The UN Barcelona Climate Talks have changed the whole game of the Kyoto Protocol negotiations on land use, land-use change and forestry (LULUCF) for the worse - in particular the rules on whether and how developed countries will have to account for emissions from forest management.
The session started with a
draft text from Bangkok that is very far from agreement. I think it is fair to say that there are four major areas that are most central to a new set of rules:
- The basic form of accounting: it seems almost certain now to be going towards the use of some kind of reference level to measure changes in emissions - this is one of the two biggest issues: how do you set the reference level?

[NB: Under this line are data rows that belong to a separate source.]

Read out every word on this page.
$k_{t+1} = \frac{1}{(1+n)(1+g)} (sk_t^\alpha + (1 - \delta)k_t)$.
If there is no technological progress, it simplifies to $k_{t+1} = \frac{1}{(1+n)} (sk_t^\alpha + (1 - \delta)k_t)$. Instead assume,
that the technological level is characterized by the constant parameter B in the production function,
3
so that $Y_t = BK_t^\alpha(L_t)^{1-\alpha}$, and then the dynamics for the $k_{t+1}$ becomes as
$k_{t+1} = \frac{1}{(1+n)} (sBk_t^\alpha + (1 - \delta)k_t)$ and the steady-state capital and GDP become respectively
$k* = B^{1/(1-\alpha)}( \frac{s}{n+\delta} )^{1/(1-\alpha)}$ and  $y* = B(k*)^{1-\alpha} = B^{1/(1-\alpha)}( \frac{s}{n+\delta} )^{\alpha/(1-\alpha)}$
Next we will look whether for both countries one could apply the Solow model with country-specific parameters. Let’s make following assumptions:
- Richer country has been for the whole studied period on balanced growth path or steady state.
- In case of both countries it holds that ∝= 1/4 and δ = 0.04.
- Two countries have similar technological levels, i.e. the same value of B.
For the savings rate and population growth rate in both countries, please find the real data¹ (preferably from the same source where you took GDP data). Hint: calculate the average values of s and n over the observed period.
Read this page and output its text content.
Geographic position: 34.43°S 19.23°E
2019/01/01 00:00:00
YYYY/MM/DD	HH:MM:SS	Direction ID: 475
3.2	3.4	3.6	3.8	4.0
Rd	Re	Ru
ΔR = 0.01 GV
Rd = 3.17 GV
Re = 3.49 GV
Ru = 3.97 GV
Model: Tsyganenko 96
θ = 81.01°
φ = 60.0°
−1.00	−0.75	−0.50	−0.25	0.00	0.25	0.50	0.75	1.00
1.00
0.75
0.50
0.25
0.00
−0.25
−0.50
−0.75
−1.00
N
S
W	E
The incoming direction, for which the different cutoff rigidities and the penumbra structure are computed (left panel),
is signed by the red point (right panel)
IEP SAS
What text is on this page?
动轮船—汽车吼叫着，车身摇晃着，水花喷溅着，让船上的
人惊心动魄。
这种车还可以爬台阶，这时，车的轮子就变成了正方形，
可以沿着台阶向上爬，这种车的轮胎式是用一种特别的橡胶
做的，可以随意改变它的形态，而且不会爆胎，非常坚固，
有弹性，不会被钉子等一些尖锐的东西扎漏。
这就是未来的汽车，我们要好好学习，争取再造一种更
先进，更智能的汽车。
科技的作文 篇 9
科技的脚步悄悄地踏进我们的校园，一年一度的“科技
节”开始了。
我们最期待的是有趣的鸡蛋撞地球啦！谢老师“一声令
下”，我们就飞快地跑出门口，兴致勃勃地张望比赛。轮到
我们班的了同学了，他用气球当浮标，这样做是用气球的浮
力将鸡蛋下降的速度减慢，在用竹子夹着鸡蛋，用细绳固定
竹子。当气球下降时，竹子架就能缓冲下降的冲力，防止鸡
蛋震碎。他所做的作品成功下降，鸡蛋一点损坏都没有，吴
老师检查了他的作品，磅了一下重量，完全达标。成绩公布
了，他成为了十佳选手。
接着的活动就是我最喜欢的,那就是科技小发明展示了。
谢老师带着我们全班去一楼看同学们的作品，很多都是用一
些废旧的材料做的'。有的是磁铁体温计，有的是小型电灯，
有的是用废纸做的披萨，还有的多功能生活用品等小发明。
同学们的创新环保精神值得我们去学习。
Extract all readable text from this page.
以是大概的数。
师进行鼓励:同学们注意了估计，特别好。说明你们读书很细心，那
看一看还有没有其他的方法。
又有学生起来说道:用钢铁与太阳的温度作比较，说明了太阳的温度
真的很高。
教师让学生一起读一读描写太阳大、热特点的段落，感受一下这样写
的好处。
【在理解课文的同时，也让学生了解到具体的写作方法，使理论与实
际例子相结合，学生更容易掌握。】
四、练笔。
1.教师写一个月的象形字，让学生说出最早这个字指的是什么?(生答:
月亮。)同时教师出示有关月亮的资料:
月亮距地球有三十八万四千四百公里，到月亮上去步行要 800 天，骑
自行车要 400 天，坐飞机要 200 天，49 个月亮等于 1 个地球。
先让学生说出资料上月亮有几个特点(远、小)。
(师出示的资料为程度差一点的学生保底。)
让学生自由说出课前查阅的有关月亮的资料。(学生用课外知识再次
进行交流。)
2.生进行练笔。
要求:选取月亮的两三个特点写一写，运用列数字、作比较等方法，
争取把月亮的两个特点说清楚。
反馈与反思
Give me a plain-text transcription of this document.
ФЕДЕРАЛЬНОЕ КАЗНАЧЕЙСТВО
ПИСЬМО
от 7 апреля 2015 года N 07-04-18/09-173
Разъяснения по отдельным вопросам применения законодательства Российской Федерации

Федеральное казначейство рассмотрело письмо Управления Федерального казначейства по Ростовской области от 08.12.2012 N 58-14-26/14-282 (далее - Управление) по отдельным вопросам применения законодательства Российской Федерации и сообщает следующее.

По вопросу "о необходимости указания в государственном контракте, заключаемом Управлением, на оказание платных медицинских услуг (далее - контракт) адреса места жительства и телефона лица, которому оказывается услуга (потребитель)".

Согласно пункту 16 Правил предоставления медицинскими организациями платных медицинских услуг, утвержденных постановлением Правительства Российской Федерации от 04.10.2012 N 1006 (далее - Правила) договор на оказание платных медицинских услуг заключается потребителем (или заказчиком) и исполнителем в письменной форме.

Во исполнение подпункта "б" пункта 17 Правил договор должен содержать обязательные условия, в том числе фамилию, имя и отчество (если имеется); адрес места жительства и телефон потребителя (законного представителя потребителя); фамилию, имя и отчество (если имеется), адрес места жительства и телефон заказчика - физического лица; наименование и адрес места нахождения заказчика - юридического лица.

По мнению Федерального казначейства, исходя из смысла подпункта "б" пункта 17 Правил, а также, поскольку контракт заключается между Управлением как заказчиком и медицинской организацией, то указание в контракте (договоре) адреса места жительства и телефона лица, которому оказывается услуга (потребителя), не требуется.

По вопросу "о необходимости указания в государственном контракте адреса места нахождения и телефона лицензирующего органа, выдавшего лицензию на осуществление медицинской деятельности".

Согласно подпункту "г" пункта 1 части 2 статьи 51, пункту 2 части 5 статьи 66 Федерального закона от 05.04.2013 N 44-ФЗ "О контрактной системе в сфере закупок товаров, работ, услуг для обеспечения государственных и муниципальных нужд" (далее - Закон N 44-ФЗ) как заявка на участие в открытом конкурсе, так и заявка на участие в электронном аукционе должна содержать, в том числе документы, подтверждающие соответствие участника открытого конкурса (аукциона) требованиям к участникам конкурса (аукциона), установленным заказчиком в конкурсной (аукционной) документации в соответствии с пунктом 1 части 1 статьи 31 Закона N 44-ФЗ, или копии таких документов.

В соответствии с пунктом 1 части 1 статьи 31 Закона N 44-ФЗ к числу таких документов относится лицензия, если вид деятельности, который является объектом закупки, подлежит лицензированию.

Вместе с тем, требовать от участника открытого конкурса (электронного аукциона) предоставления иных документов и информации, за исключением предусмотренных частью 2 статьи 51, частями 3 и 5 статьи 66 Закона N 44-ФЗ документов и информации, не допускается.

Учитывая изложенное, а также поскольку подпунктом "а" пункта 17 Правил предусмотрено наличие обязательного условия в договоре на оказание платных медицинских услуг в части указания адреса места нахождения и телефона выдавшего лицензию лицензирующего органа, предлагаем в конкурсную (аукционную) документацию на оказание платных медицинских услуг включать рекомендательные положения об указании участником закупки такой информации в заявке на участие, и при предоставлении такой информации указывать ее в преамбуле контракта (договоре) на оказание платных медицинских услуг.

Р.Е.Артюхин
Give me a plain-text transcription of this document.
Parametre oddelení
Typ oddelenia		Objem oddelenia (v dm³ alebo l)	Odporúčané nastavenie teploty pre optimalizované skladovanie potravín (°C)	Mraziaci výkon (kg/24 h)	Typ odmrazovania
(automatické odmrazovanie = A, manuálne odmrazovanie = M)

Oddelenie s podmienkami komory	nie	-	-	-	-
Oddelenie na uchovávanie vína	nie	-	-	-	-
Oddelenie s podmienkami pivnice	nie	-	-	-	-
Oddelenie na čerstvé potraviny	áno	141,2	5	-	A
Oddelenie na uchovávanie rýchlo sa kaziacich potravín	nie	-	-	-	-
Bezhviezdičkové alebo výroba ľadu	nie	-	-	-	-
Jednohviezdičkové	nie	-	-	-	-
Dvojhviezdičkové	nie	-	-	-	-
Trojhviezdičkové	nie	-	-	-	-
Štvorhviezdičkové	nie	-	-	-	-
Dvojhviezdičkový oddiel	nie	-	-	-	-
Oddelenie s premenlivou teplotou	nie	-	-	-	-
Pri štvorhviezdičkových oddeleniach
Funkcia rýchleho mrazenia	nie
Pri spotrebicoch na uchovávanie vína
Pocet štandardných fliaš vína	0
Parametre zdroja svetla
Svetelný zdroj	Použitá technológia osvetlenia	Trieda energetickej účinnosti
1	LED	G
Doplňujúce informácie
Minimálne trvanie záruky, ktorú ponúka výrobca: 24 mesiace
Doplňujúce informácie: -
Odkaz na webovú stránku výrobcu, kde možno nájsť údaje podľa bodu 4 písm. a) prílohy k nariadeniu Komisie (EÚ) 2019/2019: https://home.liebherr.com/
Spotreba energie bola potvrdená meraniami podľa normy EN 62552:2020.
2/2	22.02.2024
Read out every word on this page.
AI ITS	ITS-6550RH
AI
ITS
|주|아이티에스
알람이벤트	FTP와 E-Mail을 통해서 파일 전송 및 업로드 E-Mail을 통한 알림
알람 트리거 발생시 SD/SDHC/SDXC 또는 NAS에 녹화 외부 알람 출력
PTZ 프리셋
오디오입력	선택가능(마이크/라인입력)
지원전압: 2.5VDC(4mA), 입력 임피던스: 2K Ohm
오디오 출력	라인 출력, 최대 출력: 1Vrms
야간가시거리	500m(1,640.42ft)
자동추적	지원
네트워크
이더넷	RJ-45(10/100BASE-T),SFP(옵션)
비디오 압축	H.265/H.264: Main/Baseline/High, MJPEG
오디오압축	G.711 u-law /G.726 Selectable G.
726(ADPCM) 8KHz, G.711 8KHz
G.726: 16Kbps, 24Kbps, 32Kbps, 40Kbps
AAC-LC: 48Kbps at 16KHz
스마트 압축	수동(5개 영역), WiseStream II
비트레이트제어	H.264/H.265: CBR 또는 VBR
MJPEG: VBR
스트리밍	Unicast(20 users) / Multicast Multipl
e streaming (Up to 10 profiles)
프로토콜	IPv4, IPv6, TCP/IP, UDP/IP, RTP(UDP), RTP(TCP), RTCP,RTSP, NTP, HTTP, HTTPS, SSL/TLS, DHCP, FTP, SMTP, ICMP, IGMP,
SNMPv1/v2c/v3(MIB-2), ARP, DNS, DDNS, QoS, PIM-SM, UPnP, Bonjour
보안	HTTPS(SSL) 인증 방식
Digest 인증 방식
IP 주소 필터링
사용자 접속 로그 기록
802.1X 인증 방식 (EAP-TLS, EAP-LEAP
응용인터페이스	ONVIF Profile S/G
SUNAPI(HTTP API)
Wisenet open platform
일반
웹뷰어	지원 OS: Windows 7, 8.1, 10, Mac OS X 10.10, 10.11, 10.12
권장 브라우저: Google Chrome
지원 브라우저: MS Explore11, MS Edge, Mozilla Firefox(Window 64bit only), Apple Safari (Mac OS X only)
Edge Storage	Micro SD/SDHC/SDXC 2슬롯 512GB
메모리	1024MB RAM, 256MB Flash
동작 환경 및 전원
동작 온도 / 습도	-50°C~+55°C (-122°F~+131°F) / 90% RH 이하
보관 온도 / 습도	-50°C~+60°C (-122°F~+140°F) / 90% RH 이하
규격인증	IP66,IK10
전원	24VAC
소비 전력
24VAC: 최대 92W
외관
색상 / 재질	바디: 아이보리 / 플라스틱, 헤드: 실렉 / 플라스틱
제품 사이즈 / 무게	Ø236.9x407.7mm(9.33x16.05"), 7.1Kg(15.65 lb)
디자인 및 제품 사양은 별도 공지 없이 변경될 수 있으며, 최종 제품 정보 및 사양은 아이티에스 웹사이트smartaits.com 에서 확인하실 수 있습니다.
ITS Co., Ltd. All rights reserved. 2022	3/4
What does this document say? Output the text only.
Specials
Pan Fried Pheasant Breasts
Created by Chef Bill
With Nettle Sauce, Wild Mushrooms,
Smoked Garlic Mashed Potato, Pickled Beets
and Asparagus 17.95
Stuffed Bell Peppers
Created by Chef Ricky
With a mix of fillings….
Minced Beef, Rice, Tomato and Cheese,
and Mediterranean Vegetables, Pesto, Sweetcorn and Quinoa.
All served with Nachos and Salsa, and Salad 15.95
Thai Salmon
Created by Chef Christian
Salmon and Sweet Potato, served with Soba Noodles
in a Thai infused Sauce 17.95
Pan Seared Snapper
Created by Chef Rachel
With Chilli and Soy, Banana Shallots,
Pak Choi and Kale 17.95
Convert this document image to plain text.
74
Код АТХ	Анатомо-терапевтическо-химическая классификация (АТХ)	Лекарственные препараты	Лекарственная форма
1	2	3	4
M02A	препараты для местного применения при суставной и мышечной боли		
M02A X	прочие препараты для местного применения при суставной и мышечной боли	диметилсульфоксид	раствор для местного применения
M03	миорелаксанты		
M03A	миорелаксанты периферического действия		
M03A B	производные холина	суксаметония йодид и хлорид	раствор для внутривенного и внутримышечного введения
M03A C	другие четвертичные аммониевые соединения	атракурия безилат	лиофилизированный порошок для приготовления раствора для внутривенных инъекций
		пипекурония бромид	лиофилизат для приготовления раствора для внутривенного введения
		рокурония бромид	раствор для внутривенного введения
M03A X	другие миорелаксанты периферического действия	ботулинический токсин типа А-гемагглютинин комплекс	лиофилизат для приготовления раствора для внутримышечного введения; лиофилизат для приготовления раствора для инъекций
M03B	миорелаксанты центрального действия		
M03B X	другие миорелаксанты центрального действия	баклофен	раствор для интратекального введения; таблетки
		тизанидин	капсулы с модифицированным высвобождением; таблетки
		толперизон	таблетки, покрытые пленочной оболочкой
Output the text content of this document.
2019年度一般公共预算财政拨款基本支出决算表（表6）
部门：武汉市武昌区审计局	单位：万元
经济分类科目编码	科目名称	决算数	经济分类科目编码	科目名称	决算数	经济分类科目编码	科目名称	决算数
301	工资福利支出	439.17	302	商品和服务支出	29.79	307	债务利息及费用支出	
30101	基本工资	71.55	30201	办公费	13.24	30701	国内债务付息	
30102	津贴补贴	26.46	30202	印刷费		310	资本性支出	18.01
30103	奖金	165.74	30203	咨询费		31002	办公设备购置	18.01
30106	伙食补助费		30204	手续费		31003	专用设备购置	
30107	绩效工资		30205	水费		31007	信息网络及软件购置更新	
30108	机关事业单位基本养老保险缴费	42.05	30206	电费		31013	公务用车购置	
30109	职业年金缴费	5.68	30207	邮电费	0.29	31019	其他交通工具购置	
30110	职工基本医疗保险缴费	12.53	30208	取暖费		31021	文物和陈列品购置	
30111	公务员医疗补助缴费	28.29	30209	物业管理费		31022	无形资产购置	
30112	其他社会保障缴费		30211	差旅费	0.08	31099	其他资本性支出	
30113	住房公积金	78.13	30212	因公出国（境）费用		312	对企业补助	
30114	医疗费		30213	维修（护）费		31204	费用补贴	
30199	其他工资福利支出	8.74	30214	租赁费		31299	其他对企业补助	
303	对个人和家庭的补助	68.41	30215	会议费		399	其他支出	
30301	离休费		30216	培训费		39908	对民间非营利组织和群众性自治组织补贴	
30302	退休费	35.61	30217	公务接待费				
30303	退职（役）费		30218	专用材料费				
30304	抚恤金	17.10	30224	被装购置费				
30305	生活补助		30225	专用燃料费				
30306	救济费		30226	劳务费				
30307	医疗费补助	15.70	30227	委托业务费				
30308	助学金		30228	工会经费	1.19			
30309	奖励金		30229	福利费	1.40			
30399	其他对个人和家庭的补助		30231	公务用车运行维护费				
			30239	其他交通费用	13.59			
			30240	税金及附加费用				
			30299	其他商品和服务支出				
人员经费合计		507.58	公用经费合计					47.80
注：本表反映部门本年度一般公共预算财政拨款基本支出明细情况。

- A limit on the amount of credits (from reducing emissions / increasing removals) that can be used towards meeting a country's national target - this is the other big issue;
- Whether and how emissions from natural disturbances can be excluded from accounting - this is a prerequisite to several countries agreeing to account for forest management, principally Canada, Australia, and Russia;
- Whether 'activities' such as 'forest management,' 'deforestation,' and 'cropland management' remain the basis for accounting or whether there is a switch to account for emissions/removals from all managed lands - this is seen as all as the proper goal of accounting but seems to still be largely on the table at this point as a negotiating tool (most believe it is too early to make this transition due to data limitations);
It's the negotiations on the first point that took a wild turn at these talks - there weren't really any. Countries had been saying that these major issues would need to be resolved at Barcelona so they could bring their estimates of emissions and credits/debits to the Copenhagen talks. Instead of settling the crucial issue of how to set a reference level, all countries have been invited to use whatever approach they like and bring the number in December!
The details can be found on page 9 of the
new draft text (paragraph 11). Whether the reference level is based on just historical data, or also on a suite of other considerations (including 'projected forest management activities,' which everyone understands can mean an increase in harvest levels). Also an option is creating a big 'band' of non-accounting where countries can hide emissions (paragraph 11 ter). Also an option is jigging the reference level so it delivers the same amount of credits as the existing rules, which all regard as flawed. It's a mess.
The bigger mess is still to come in Copenhagen when every developed country brings a reference level based on any combination of these considerations, using different methodologies and providing whatever data they like to support them. The negotiation has now deteriorated from a discussion of principles to a haggling over opaque numbers.
Step two of this process will likely be negotiating country-specific limits to accompany each reference level. The talk from both developed and developing countries seems to be converging on the idea that developed countries tell the world how many credits they hope to get from forest management and get capped there - that way there are no surprises.
Let me translate that for you in a scary way: Each developed country tells you what its baseline will be; and each developed country tells you how many credits it's going to get. You should see that defining both of these things makes whatever outcome you desire a certainty. No debits and credits for everyone!! The fears of developing countries are assuaged because they know exactly what to expect and can adjust their demands for overall reduction targets accordingly.
...but environmental integrity in accounting for emissions from forest management will have been lost.